Can this work even without fundamental change in the conduct and parameters of U.S. foreign policy? Obama obviously hopes so. Take the Israeli-Palestinian issue. Obama calls for a freeze on settlements, but the question for many Arabs and Palestinians is what he will do to force Israel to comply with his demands. Will he cut off aid? The answer is almost certainly no. But Obama must believe that the expression of his good intentions is enough.

Or take Obama's declared desire to eliminate all nuclear weapons. Of course he admits that he cannot make this happen. But he believes that by agreeing with American critics that the present American-dominated order is unjust, he can buy the international goodwill necessary to end Iran's and North Korea's nuclear weapons programs.
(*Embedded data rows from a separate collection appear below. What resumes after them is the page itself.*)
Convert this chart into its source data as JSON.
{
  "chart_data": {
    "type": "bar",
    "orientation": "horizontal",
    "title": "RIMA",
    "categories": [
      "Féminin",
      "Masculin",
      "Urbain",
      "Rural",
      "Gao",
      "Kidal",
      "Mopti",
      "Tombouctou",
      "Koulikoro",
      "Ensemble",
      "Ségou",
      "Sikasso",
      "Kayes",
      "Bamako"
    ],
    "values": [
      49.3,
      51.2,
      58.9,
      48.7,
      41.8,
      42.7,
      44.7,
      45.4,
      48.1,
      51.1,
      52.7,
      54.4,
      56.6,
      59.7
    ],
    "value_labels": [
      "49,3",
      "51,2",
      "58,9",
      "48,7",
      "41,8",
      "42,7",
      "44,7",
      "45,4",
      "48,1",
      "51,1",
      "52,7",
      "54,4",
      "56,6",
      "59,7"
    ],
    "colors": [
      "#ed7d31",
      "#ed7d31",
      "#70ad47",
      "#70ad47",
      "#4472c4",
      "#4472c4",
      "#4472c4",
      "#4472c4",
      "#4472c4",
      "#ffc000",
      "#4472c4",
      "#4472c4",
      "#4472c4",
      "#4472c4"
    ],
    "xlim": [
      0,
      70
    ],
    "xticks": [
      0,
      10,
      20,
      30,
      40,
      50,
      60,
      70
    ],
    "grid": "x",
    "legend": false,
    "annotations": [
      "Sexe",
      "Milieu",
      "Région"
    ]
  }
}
Finally, Guantanamo. Who knows when Obama will be able to close it, what he will be able to put in its place or whether, ultimately, he will be able to strike a fundamentally different balance between American security and the legal rights of detainees than was struck by Bush or by previous presidents in times of perceived national security threats? It probably won't be all that different. But Obama hopes that by displaying earnestness to change American practices, he can build an image of greater moral authority and that this in turn will produce diplomatic results that have hitherto eluded us.

It is conceivable that this theory may prove correct. Certainly, it will soon be tested. But let us not call it realism. The last president who sincerely pursued this approach was Woodrow Wilson. He, too, believed that the display of evident goodwill and desire for peace, uncorrupted by the base motives of national interest or ambition, gave him the special moral authority to sway other nations. And Wilson was as beloved around the globe as Obama is today, possibly more beloved, at least for a moment. Millions took to the streets in the great cities of Europe when he crossed the Atlantic in 1918. His gifts to persuade, however, proved ephemeral, and the results of his efforts were, from his own perspective, an utter failure. Not only the nations of Europe but his own United States proved more self-interested and less amenable to moral appeals. We will see whether Barack Obama, the most Wilsonian president in a century, fares better.

Robert Kagan, a senior associate at the Carnegie Endowment for International Peace, writes a monthly column for The Post.